I was just browsing the internet and stumbled across the Duck Thang. I cant find where to buy it or how much it is but it seems pretty cool. I watched videos on youtube of it and it makes your deeks look like real ducks. Has anyone seen one for sale or have one? Here is the website for it: http://www.duckthang.com/contact.html


----------



## Core Lokt (Feb 4, 2011)

Pretty neat but looks like a lot of work to set up.


----------



## Shakey Head (Feb 4, 2011)

My buddy up in Arkansas used one on a green timber hunt, I hunted with him this year.  It is alot of work to set up ( we had to set it up the afternoon before) but it is pretty cool.  You need someone working the controls too and a place to set the battery (this can be challenging to find a dry spot/crook in a tree in a swamp).

IMO- Jerk strings work just as good and take only a fraction of the time to setup.


----------



## Buckhustler (Feb 4, 2011)

All this is is a complicated copied version of the wakemaker. I work for wakemaker and have put them together more times than I can count. Im not just saying this because I work for them but it really does pull in ducks. Once you learn how to set it up once it is very simple. This contraption here is very complicated and is not worth the effort. Buy a wakemaker. Trust me. Hunted with them out in Arkansas many times and it definately works.


----------



## Wishin I was Fishin (Feb 4, 2011)

Buckhustler said:


> All this is is a complicated copied version of the wakemaker. I work for wakemaker and have put them together more times than I can count. Im not just saying this because I work for them but it really does pull in ducks. Once you learn how to set it up once it is very simple. This contraption here is very complicated and is not worth the effort. Buy a wakemaker. Trust me. Hunted with them out in Arkansas many times and it definately works.


 
That's what I was thinking. A wakemaker seems much more practical. You could put it out and take it up and move it in a pretty timely manner. I believe if I had a duck thang it would be put up one time before the opener and not touched until the season was closed. But that's just me.


----------



## meckardt (Feb 4, 2011)

The duck thing is about 1500 bucks, I believe (buddy looked into it). You cannot go see it before you buy it. They do not want anyone to see how they have done it. As fot the batteries etc... put them on a dog stand and your worries are over.


----------



## Hunter22 (Feb 4, 2011)

meckardt said:


> The duck thing is about 1500 bucks, I believe (buddy looked into it). You cannot go see it before you buy it. They do not want anyone to see how they have done it. As fot the batteries etc... put them on a dog stand and your worries are over.

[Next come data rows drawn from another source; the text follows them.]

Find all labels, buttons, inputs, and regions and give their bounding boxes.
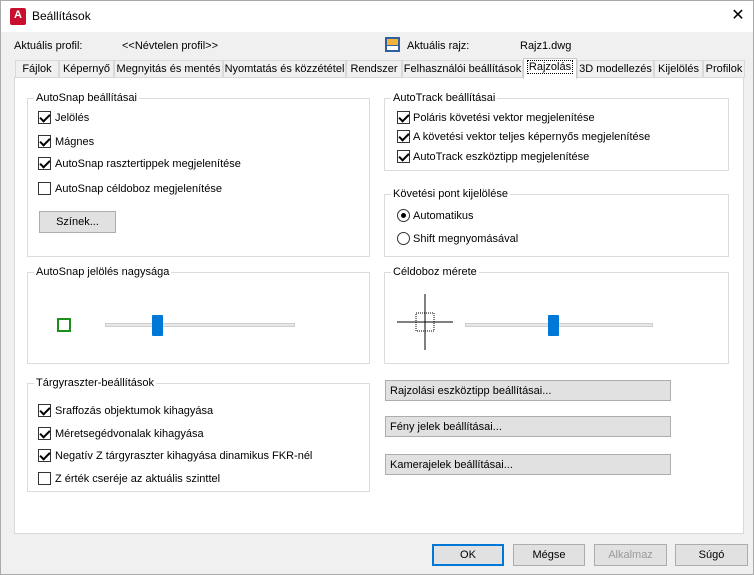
aperture-size-slider[interactable]: [465, 323, 653, 327]
ignore-hatch-checkbox[interactable]: [38, 404, 51, 417]
marker-size-title: AutoSnap jelölés nagysága: [34, 266, 172, 279]
settings-dialog: Beállítások ✕ Aktuális profil: <<Névtele…: [0, 0, 754, 575]
ignore-dimension-checkbox[interactable]: [38, 427, 51, 440]
cameras-glyph-settings-button[interactable]: Kamerajelek beállításai...: [385, 454, 671, 475]
tab-open-save[interactable]: Megnyitás és mentés: [114, 60, 223, 78]
autocad-app-icon: [10, 8, 26, 25]
shift-acquire-label: Shift megnyomásával: [413, 233, 519, 245]
drafting-tooltip-settings-button[interactable]: Rajzolási eszköztipp beállításai...: [385, 380, 671, 401]
ignore-negative-z-checkbox[interactable]: [38, 449, 51, 462]
marker-preview: [57, 318, 71, 332]
autosnap-settings-title: AutoSnap beállításai: [34, 92, 139, 105]
marker-checkbox[interactable]: [38, 111, 51, 124]
polar-vector-checkbox[interactable]: [397, 111, 410, 124]
marker-size-slider[interactable]: [105, 323, 295, 327]
full-screen-vector-checkbox[interactable]: [397, 130, 410, 143]
shift-acquire-radio[interactable]: [397, 232, 410, 245]
tab-label: Kijelölés: [658, 63, 699, 75]
tab-label: Rajzolás: [526, 60, 574, 74]
marker-size-group: AutoSnap jelölés nagysága: [27, 266, 370, 364]
marker-size-slider-thumb[interactable]: [152, 315, 163, 336]
autotrack-tooltip-label: AutoTrack eszköztipp megjelenítése: [413, 151, 590, 163]
aperture-box-checkbox[interactable]: [38, 182, 51, 195]
tab-label: Profilok: [705, 63, 743, 75]
help-button[interactable]: Súgó: [675, 544, 748, 566]
autosnap-settings-group: AutoSnap beállításai Jelölés Mágnes Auto…: [27, 92, 370, 257]
object-snap-options-group: Tárgyraszter-beállítások Sraffozás objek…: [27, 377, 370, 492]
current-profile-label: Aktuális profil:: [14, 40, 83, 52]
autotrack-settings-group: AutoTrack beállításai Poláris követési v…: [384, 92, 729, 171]
replace-z-checkbox[interactable]: [38, 472, 51, 485]
tab-label: Megnyitás és mentés: [116, 63, 221, 75]
drafting-tab-panel: AutoSnap beállításai Jelölés Mágnes Auto…: [14, 77, 744, 534]
magnet-checkbox[interactable]: [38, 135, 51, 148]
aperture-size-title: Céldoboz mérete: [391, 266, 479, 279]
automatic-radio[interactable]: [397, 209, 410, 222]
replace-z-label: Z érték cseréje az aktuális szinttel: [55, 473, 221, 485]
ok-button[interactable]: OK: [432, 544, 504, 566]
current-drawing-label: Aktuális rajz:: [407, 40, 470, 52]
autotrack-tooltip-checkbox[interactable]: [397, 150, 410, 163]
automatic-label: Automatikus: [413, 210, 474, 222]
autotrack-settings-title: AutoTrack beállításai: [391, 92, 498, 105]
autosnap-tooltip-checkbox[interactable]: [38, 157, 51, 170]
title-bar: Beállítások ✕: [1, 1, 753, 32]
tab-3d-modeling[interactable]: 3D modellezés: [577, 60, 654, 78]
tab-selection[interactable]: Kijelölés: [654, 60, 703, 78]
window-title: Beállítások: [32, 9, 91, 23]
apply-button[interactable]: Alkalmaz: [594, 544, 667, 566]
tab-files[interactable]: Fájlok: [15, 60, 59, 78]
tab-label: Nyomtatás és közzététel: [224, 63, 345, 75]
autosnap-tooltip-label: AutoSnap rasztertippek megjelenítése: [55, 158, 241, 170]
drawing-icon: [385, 37, 400, 52]
tab-label: 3D modellezés: [579, 63, 652, 75]
tab-display[interactable]: Képernyő: [59, 60, 114, 78]
tab-label: Fájlok: [22, 63, 52, 75]
tracking-point-title: Követési pont kijelölése: [391, 188, 510, 201]
full-screen-vector-label: A követési vektor teljes képernyős megje…: [413, 131, 651, 143]
aperture-box-label: AutoSnap céldoboz megjelenítése: [55, 183, 222, 195]
cancel-button[interactable]: Mégse: [513, 544, 585, 566]
tab-system[interactable]: Rendszer: [346, 60, 402, 78]
polar-vector-label: Poláris követési vektor megjelenítése: [413, 112, 595, 124]
tab-plot-publish[interactable]: Nyomtatás és közzététel: [223, 60, 346, 78]
aperture-preview: [397, 294, 453, 350]
colors-button[interactable]: Színek...: [39, 211, 116, 233]
tab-label: Rendszer: [350, 63, 398, 75]
ignore-hatch-label: Sraffozás objektumok kihagyása: [55, 405, 214, 417]
ignore-negative-z-label: Negatív Z tárgyraszter kihagyása dinamik…: [55, 450, 313, 462]
tab-label: Képernyő: [62, 63, 111, 75]
aperture-size-slider-thumb[interactable]: [548, 315, 559, 336]
close-button[interactable]: ✕: [723, 4, 753, 28]
tab-drafting[interactable]: Rajzolás: [523, 58, 577, 79]
current-profile-value: <<Névtelen profil>>: [122, 40, 219, 52]
aperture-size-group: Céldoboz mérete: [384, 266, 729, 364]
object-snap-options-title: Tárgyraszter-beállítások: [34, 377, 156, 390]
tab-label: Felhasználói beállítások: [403, 63, 522, 75]
current-drawing-value: Rajz1.dwg: [520, 40, 572, 52]
tab-user-preferences[interactable]: Felhasználói beállítások: [402, 60, 523, 78]
lights-glyph-settings-button[interactable]: Fény jelek beállításai...: [385, 416, 671, 437]
tracking-point-group: Követési pont kijelölése Automatikus Shi…: [384, 188, 729, 257]
magnet-label: Mágnes: [55, 136, 95, 148]
tab-profiles[interactable]: Profilok: [703, 60, 745, 78]
ignore-dimension-label: Méretsegédvonalak kihagyása: [55, 428, 204, 440]
marker-label: Jelölés: [55, 112, 90, 124]
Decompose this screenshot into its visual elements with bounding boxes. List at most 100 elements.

WOW. Ya il save $1200 and go buy some BFG KM2's for my truck and get the wake maker system haha. Thats way too steep. I dont see why people would pay even half that much for one when the wake maker is $300. Makes no sense to me. I just ordered the rig em right jerk rig from gander a couple days ago, its on sale right now with a few other things.


----------



## jerry russell (Feb 4, 2011)

That is a freakin duck hunting origami contraption. I would be afraid that thing would snag me and drag me to a watery death.

Two hunts, max and it would be in the corner of the garage with the Nordic Track and the thigh master...


----------



## Wishin I was Fishin (Feb 4, 2011)

jerry russell said:


> That is a freakin duck hunting origami contraption. I would be afraid that thing would snag me and drag me to a watery death.
> 
> Two hunts, max and it would be in the corner of the garage with the Nordic Track and the thigh master...


----------